We want to realise the great potential of data in electronic health records for epilepsy research. However, most of the detailed, disease-specific information is unstructured ‘free text’, which limits its usefulness. Specifically, the challenge is that large routinely-collected health datasets lack structured detailed epilepsy information such as epilepsy type, cause and—importantly—seizure frequency. Natural language processing (NLP), a form of AI, can automatically read and process unstructured text in medical notes and letters and could help us unlock this huge and detailed clinical-information resource to address important knowledge gaps in refractory epilepsy.

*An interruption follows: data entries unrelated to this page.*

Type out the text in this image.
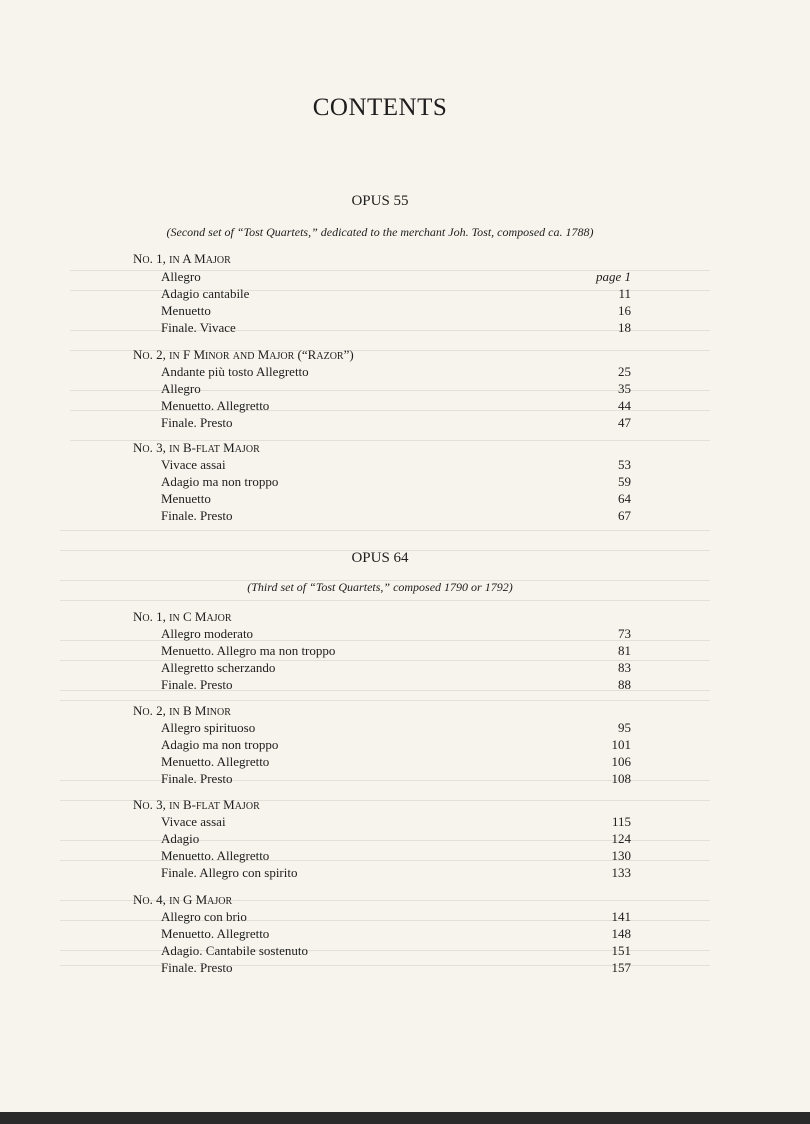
CONTENTS
OPUS 55
(Second set of “Tost Quartets,” dedicated to the merchant Joh. Tost, composed ca. 1788)
NO. 1, IN A MAJOR
Allegro	page 1
Adagio cantabile	11
Menuetto	16
Finale. Vivace	18
NO. 2, IN F MINOR AND MAJOR (“RAZOR”)
Andante più tosto Allegretto	25
Allegro	35
Menuetto. Allegretto	44
Finale. Presto	47
NO. 3, IN B-FLAT MAJOR
Vivace assai	53
Adagio ma non troppo	59
Menuetto	64
Finale. Presto	67
OPUS 64
(Third set of “Tost Quartets,” composed 1790 or 1792)
NO. 1, IN C MAJOR
Allegro moderato	73
Menuetto. Allegro ma non troppo	81
Allegretto scherzando	83
Finale. Presto	88
NO. 2, IN B MINOR
Allegro spirituoso	95
Adagio ma non troppo	101
Menuetto. Allegretto	106
Finale. Presto	108
NO. 3, IN B-FLAT MAJOR
Vivace assai	115
Adagio	124
Menuetto. Allegretto	130
Finale. Allegro con spirito	133
NO. 4, IN G MAJOR
Allegro con brio	141
Menuetto. Allegretto	148
Adagio. Cantabile sostenuto	151
Finale. Presto	157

We will securely apply state-of-the-art NLP to population-scale data from three large diverse specialist epilepsy centres in England and Wales. In doing so, we will create one of the largest ever detailed epilepsy-research cohorts (datasets representing a group of people over time). Our NLP tools will extract and structure anonymised, detailed epilepsy information, including seizure frequency, from thousands of free-text clinic letters. By taking a data-science and AI approach we will address a further top-ten UK Epilepsy Research Priority while aligning with the Medical Research Council’s data-science vision.
Aim:
To improve prediction of refractory epilepsy and categorise patients according to the type and characteristics of their condition, enabling more personalised treatment.
Objectives:
Optimise NLP approaches for securely extracting detailed epilepsy information, at a population level, from epilepsy-clinic letters.
Use this information, with other population-level data, to gain a better understanding of refractory epilepsy and its characteristics.

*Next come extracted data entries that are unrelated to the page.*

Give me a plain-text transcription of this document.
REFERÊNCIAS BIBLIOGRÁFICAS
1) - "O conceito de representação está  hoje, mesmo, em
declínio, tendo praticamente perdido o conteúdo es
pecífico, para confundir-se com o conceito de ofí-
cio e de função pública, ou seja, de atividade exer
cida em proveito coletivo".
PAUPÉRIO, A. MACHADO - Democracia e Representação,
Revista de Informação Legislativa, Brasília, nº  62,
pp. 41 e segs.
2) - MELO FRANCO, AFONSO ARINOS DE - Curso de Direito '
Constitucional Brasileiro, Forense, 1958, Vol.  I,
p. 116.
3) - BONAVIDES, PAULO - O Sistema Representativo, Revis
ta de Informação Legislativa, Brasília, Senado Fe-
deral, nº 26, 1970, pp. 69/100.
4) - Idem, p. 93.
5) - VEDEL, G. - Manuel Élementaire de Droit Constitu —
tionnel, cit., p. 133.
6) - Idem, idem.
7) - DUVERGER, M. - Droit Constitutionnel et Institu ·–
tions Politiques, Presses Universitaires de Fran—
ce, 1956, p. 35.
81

Develop a model to predict individual risk of developing refractory epilepsy, enabling targeted treatment options at different disease stages.
Develop a clinical-user interface for our model to provide health professionals with patient-specific information in clinic; and assess patients’ and clinicians’ opinions about its use.
Potential applications and benefits
The ability to identify people at higher risk of refractory epilepsy—at initial epilepsy diagnosis and throughout the disease course—and to categorise refractory-epilepsy patients according to the specific characteristics of their condition will enable better-targeted treatments to be administered earlier. This will benefit the 180,000 people living with refractory epilepsy in the UK. Better targeting resources will also benefit the healthcare system, saving costs and improving care. Moreover, the new tools, methods and dataset produced will benefit researchers in epilepsy and other conditions.